This notebook is a short introduction to multilevel regression modeling using Stan and the CmdStanPy interface. It shows how to integrate CmdStanPy into the data analysis workflow: how to instantiate the Stan model, fit it to data, access and validate the inference engine outputs, and use the results for downstream analysis and prediction.
A secondary goal is to demonstrate best practices of Bayesian Data Analysis. Before coding up a model and trying to fit it to the data it is critical to establish both the analysis goals and the sizes, shapes, and tendencies of the available data. Once the model is running, we can use posterior predictive checks to assess whether or not the model is properly specified. Both of these activities rely primarily on data visualization. This notebook uses the plotnine package, an Python implementation of a grammar of graphics based on ggplot2.
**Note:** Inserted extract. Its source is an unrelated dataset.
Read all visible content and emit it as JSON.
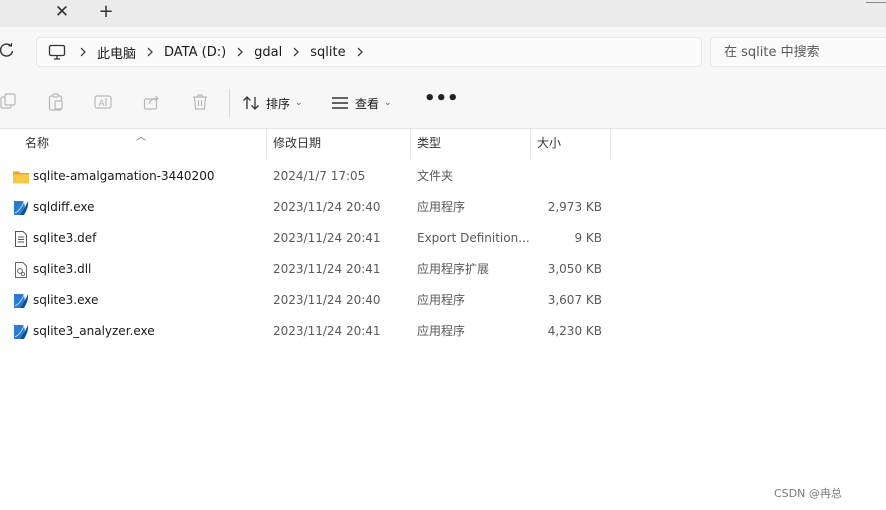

The data and models for this notebook are taken from chapter 12 of the book Data Analysis Using Regression and Multilevel/Hierarchical Models by Andrew Gelman and Jennifer Hill, Cambridge Press, 2007. In this chapter they use a multilevel regression model to analyze data taken from a national survey of home radon levels in the US done by the EPA in the early 1990s.
The goal of the radon study is to provide reasonable estimates of home radon levels in each of the approximately 3000 counties in the United States. Radon gas is a product of the slow decay of uranium into lead. Due to local differences in geology, the level of exposure to radon gas differs from place to place. A common source is uranium-containing minerals in the ground, and therefore it accumulates in subterranean areas such as basements.